THE BEST GRILLED STEAK SANDWICHES
Makes 2 sandwiches
For the Sandwiches:
4 slices of sourdough bread
Already grilled steak (about a couple of ounces per sandwich, or however much you want!)
1 large Portobello mushroom, sliced into about 1/4 inch-thick slices
1 medium red bell pepper, roasted & skin removed (see easy instructions here. Or you can buy jarred already roasted bell peppers at the store)
1/2 cup of packed spinach
For the Dill Aioli:
1/4 cup nonfat Greek yogurt
1 tablespoon mayonnaise
1/4 to 1/2 teaspoon garlic-infused EVOO
1 1/2 teaspoons chopped fresh dill
2 teaspoons of lemon juice
sprinkle of salt (1/8 teaspoon or less)
Follow the directions here to slice and roast your red bell pepper.
While your bell peppers roast, heat about 2 teaspoons of olive or canola oil in a medium skillet on medium heat.
Add mushrooms to the skillet and cook for about 10 minutes until the mushrooms begin to sweat and become fork-tender.
Transfer the cooked mushrooms to a plate and cover with foil to keep warm.
Your peppers should also be done at this point.

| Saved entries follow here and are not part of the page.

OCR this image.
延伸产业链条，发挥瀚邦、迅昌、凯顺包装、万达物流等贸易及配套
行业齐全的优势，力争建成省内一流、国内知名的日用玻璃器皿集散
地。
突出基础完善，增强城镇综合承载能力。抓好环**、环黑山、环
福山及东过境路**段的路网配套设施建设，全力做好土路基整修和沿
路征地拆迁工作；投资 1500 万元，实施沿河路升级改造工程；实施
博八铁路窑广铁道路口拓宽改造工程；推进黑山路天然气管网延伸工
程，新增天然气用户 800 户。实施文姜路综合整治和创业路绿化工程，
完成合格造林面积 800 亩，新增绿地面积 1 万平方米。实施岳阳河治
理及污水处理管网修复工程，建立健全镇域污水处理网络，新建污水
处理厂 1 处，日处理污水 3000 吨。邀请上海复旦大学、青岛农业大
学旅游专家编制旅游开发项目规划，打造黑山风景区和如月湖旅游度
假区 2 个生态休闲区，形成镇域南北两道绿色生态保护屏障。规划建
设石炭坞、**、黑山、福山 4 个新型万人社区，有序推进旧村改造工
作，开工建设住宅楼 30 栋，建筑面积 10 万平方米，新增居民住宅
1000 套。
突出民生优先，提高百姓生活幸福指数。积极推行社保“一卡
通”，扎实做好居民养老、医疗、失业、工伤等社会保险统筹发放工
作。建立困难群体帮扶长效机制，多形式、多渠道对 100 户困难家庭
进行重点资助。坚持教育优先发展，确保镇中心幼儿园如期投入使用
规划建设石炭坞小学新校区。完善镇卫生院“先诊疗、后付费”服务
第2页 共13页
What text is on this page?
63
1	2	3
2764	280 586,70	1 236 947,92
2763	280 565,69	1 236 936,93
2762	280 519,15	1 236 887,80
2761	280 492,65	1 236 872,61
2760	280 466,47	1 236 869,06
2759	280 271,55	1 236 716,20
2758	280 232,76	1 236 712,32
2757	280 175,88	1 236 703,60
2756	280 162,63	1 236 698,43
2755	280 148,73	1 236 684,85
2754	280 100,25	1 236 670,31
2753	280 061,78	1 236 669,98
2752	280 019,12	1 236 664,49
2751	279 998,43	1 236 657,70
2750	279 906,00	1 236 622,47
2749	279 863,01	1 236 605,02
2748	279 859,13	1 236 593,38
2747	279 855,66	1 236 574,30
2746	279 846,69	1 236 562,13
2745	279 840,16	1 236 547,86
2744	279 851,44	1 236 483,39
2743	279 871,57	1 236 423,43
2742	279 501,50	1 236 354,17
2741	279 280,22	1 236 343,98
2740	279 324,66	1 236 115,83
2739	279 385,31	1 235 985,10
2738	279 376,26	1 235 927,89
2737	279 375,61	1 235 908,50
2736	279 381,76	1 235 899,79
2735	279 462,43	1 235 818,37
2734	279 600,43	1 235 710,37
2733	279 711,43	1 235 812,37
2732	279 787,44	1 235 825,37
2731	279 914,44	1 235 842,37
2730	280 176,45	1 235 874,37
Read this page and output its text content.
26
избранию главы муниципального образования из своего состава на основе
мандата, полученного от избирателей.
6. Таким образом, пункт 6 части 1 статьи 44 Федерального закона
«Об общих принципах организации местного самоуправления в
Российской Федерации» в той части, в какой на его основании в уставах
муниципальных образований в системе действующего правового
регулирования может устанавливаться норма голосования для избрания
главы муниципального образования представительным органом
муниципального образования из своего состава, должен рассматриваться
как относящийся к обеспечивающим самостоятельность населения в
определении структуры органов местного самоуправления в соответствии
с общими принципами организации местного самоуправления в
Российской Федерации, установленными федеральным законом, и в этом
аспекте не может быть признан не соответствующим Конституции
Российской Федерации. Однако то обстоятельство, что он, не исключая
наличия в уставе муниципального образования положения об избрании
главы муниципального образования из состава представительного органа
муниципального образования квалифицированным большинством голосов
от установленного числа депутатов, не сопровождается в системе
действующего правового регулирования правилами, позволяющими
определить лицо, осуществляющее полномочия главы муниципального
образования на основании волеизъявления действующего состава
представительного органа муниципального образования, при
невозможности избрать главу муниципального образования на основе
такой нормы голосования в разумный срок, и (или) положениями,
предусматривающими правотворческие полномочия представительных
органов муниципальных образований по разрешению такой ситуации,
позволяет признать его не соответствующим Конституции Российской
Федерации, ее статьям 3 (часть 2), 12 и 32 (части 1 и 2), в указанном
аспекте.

Once peeled, keep sealed in foil or covered on same plate as the mushrooms to keep warm.
Reheat the steak in the oven or in the microwave (about 1 minute in microwave)
Whisk together all of the ingredients for your Dill Aioli
Toast the sourdough bread.
Now it’s time to assemble the sandwiches! To assemble each sandwich:
On one slice of bread spread about 2 to 3 teaspoons of the aioli.
On the other slice add your spinach, followed by slices of your steak, followed by about half of the sliced roasted red peppers followed by about 4 mushroom slices.
Press your sandwich together and enjoy!